Comment Théo peut-il être aussi attiré et attaché à cette fille ? Plus le temps passe, plus il la trouve jolie, mais moins il comprend d'où lui vient l'affection qu'il lui porte. Enfin, ils sont amis depuis maintenant quelques années, et ont traversé un bon nombre d'évènements ensemble- des joyeux comme des dramatiques-, mais à chaque fois, elle parvient à se révéler encore plus égoïste qu'elle ne l'était déjà dans le passé. Pourtant, c'était comme si, malgré le fait qu'il s'en rende compte, Théo soit incapable de se détacher de l'image de la lycéenne parfaite qu'il ressent à son égard depuis le début de leur amitié.

Outre cette remise en question de la part du jeune garçon, le départ de son frère aîné pour le continent américain a également eu des conséquences négatives sur son état d'esprit. Bien que Ruben soit à l'université depuis deux ans et par conséquent dans la maison familiale uniquement les week-ends, il reste tout de même le compagnon de bataille le plus fidèle que Théo n'a jamais eu. C'est pourquoi ce dernier n'a pu s'empêcher de ressentir ce départ comme une déchirure sans anesthésie. Il sait parfaitement que Ruben n'a pas décidé de quitter l'Europe pour engendrer de la tristesse dans l'esprit de ses proches ; il a eu l'occasion de finaliser une partie de ses études dans une université outre-Atlantique et n'aurait pas pu refuser une expérience pareille.
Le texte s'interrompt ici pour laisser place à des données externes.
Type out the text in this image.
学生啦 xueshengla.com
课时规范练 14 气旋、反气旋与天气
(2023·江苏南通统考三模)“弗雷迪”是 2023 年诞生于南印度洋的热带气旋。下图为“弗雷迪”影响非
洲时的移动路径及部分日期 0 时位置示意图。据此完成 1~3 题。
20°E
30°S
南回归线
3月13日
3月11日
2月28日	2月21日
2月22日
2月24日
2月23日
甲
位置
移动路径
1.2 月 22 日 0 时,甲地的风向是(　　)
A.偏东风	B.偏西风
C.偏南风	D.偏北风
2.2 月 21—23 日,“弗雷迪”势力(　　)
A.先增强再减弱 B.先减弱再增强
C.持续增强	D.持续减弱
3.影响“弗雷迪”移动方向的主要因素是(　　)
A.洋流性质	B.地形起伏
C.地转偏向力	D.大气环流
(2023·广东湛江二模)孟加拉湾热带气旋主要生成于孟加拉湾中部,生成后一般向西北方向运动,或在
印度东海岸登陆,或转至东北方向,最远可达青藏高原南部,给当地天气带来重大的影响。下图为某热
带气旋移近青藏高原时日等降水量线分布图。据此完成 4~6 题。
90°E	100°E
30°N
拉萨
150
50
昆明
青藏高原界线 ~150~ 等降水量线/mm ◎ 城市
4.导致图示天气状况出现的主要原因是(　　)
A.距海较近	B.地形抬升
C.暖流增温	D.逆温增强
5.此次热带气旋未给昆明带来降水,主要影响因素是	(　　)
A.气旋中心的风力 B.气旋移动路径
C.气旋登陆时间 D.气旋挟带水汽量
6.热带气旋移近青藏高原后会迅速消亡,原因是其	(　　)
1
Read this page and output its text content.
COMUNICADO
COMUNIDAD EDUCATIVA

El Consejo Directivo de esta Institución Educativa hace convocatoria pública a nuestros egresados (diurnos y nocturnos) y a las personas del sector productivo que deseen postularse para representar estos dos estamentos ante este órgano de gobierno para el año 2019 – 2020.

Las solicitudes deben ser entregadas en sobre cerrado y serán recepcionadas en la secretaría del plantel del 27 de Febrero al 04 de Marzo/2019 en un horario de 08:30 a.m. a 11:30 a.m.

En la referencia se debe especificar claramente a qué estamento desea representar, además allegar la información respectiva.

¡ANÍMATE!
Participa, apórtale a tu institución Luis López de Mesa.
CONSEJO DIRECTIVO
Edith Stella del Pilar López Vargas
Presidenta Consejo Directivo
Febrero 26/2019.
Pourtant, le frère cadet est incapable de ressentir autre chose qu'une énorme solitude (dévastatrice, qui plus est) face à cet Erasmus aux Etats-Unis.

Malgré toutes ces choses qui ne lui donnent aucune envie de se lever le matin, Théo fait de son mieux pour garder la tête haute et cacher son mal-être, surtout auprès de ses parents. Ces derniers ont également du mal à avaler le départ de leur fils aîné et n'ont donc aucune envie de devoir faire face à une potentielle déprime saisonnière de la part de leur deuxième garçon. Et puis, Théo déteste avoir l'air déprimé et partager son ressenti des choses. Il est du genre discret, surtout au niveau de ses sentiments. Il préfère laisser la tristesse le bouffer de l'intérieur plutôt qu'un de ses meilleurs amis sache qu'il ne va pas bien. Et puis, quand il y pense, il ne se sentirait pas légitime de partager son malaise intérieur à ses amis : Léopold a des problèmes avec la drogue, Régina a des pensées suicidaires et Constance se bat contre ses troubles alimentaires. Il n'a pas le droit d'aller pleurnicher sur leurs épaules sous prétexte qu'il s'est fait jeter (sans grande surprise) par la plus belle fille de son entourage et que son grand frère adoré soit parti aux Etats-Unis pour une demi-année. L'une des seules raisons à propos de laquelle il pourrait se plaindre de manière légitime est le suicide de son meilleur ami et le manque que cela engendre, mais il n'est définitivement pas le seul à ressentir ce vide autour de lui depuis six mois. Donc Théo garde tout pour lui et fait tout son possible pour arborer un sourire convaincant.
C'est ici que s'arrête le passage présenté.